Dire et juger que la société Etablissements [H] [X] Et Fils n'a subi aucun préjudice compte tenu notamment de sa reconversion réussie avant même le terme du préavis initialement consenti et débouter de surcroît la société Etablissements [H] [X] Et Fils de l'ensemble de ses demandes

A titre très subsidiaire,

Fixer toute indemnisation dans des proportions beaucoup plus justes

Condamner la société Etablissements [H] [X] Et Fils au paiement d'une somme de 20 000 € en application de l'article 700 du code de procédure civile ;

Aux termes de ses dernières conclusions, déposées et notifiées le 10 novembre 2022, la société [X] demande à la Cour de :

Vu l'article L.442-6 I 5° ancien du Code de commerce,

Confirmer le jugement du tribunal de commerce de Lyon du 26 septembre 2017 en ce qu'il a dit que la société Claas France avait rompu brutalement les relations commerciales,

Confirmer le jugement entrepris en ce qu'il a alloué à la société [H] [X] Et Fils une indemnité de 5 000 euros au titre de l'article 700 du code de procédure civile,

Infirmer le jugement entrepris en ce qu'il a jugé que la société Claas France aurait dû consentir un préavis de 30 mois et a limité l'indemnisation de la société [H] [X] Et Fils à la somme de 250 000 euros,

Statuant à nouveau,

Juger que la société Claas France aurait dû consentir à la société [H] [X] Et Fils un préavis d'une durée de 36 mois,

En conséquence,

Condamner la société Claas France à verser à la société [H] [X] Et Fils une indemnité d'un montant de 618 300 euros en réparation du préjudice subi,

Condamner la société Claas France à verser à la société [H] [X] Et Fils une indemnité d'un montant de 30 000 euros en application des dispositions de l'article 700 du code de procédure civile,

Condamner la société Claas France aux entiers dépens.

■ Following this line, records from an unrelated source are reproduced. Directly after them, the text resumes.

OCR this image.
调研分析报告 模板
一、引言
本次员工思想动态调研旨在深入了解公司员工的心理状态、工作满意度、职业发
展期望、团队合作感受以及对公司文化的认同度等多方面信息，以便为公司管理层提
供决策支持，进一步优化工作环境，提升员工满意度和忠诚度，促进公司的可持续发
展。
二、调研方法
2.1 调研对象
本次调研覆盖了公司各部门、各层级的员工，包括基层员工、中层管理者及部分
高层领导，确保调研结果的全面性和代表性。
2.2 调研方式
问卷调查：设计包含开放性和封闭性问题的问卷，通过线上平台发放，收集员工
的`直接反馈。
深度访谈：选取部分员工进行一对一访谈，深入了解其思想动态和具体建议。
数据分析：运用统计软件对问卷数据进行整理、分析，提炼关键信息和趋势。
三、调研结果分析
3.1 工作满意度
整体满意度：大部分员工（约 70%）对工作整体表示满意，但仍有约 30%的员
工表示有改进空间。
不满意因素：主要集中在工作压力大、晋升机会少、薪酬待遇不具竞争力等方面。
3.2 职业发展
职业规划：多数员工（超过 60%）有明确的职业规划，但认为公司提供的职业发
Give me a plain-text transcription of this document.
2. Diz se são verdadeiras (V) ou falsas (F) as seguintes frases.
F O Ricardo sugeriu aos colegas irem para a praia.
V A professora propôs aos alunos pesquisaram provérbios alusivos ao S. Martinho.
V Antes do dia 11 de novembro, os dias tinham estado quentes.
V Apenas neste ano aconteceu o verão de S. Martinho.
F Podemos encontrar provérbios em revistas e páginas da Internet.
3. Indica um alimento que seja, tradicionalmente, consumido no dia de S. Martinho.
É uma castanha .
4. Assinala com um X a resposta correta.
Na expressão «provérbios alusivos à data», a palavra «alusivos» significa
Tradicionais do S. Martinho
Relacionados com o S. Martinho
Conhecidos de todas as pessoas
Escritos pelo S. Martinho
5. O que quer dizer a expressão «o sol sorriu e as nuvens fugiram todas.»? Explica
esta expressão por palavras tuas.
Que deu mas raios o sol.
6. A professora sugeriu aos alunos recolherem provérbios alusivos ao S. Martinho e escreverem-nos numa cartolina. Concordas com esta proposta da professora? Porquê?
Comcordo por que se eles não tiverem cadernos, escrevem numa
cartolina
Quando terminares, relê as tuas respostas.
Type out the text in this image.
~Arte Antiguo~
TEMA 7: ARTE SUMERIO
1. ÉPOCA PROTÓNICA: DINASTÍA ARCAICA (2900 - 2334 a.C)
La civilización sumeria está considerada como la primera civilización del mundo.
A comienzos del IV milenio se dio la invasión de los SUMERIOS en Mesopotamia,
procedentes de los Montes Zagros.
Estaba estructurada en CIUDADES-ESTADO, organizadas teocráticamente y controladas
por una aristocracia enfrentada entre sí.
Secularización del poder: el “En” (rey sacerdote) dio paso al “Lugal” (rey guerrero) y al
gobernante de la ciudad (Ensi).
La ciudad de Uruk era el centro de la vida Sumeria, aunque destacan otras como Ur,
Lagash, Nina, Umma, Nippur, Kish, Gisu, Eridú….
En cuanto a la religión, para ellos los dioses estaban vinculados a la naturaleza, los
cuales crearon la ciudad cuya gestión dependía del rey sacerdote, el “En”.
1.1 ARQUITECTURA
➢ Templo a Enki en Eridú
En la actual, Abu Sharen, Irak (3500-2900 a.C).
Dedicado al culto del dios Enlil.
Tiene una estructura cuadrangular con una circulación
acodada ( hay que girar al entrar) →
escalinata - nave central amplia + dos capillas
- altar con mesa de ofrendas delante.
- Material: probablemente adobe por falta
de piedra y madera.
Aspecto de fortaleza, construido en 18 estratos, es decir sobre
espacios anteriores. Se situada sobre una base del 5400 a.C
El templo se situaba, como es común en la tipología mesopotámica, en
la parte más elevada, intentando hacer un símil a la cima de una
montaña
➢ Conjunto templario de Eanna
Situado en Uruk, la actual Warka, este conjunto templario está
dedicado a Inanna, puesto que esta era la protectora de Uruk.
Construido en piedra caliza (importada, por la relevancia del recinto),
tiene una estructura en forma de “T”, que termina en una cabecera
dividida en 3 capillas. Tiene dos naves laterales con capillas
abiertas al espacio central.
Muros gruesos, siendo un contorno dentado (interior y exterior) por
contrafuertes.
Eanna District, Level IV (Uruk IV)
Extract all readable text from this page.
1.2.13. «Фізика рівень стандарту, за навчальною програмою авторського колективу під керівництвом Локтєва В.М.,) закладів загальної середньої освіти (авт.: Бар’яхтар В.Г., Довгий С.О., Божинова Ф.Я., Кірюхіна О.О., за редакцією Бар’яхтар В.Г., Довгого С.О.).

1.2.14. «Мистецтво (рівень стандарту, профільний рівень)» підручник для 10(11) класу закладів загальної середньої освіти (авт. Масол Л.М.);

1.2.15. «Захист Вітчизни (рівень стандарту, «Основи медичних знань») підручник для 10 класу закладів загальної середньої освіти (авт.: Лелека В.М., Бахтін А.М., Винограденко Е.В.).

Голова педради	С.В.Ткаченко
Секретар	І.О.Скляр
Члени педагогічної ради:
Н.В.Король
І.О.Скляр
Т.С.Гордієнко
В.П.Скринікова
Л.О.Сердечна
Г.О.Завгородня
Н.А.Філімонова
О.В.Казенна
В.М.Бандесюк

L'ordonnance de clôture a été prononcée le 5 avril 2023.

La Cour renvoie à la décision entreprise et aux conclusions susvisées pour un exposé détaillé du litige et des prétentions des parties, conformément à l'article 455 du code de procédure civile.

MOTIVATION

Sur la rupture de la relation commerciale

L'article L. 442-6, I, 5° du code de commerce dans sa version antérieure à l'ordonnance n°2019-359 du 24 avril 2019 applicable au litige, dispose qu'engage la responsabilité de son auteur et l'oblige à réparer le préjudice causé le fait, par tout producteur, commerçant, industriel ou personne immatriculée au répertoire des métiers, de rompre brutalement, même partiellement, une relation commerciale établie, sans préavis écrit tenant compte de la durée de la relation commerciale et respectant la durée minimale de préavis déterminée, en référence aux usages du commerce, par des accords interprofessionnels.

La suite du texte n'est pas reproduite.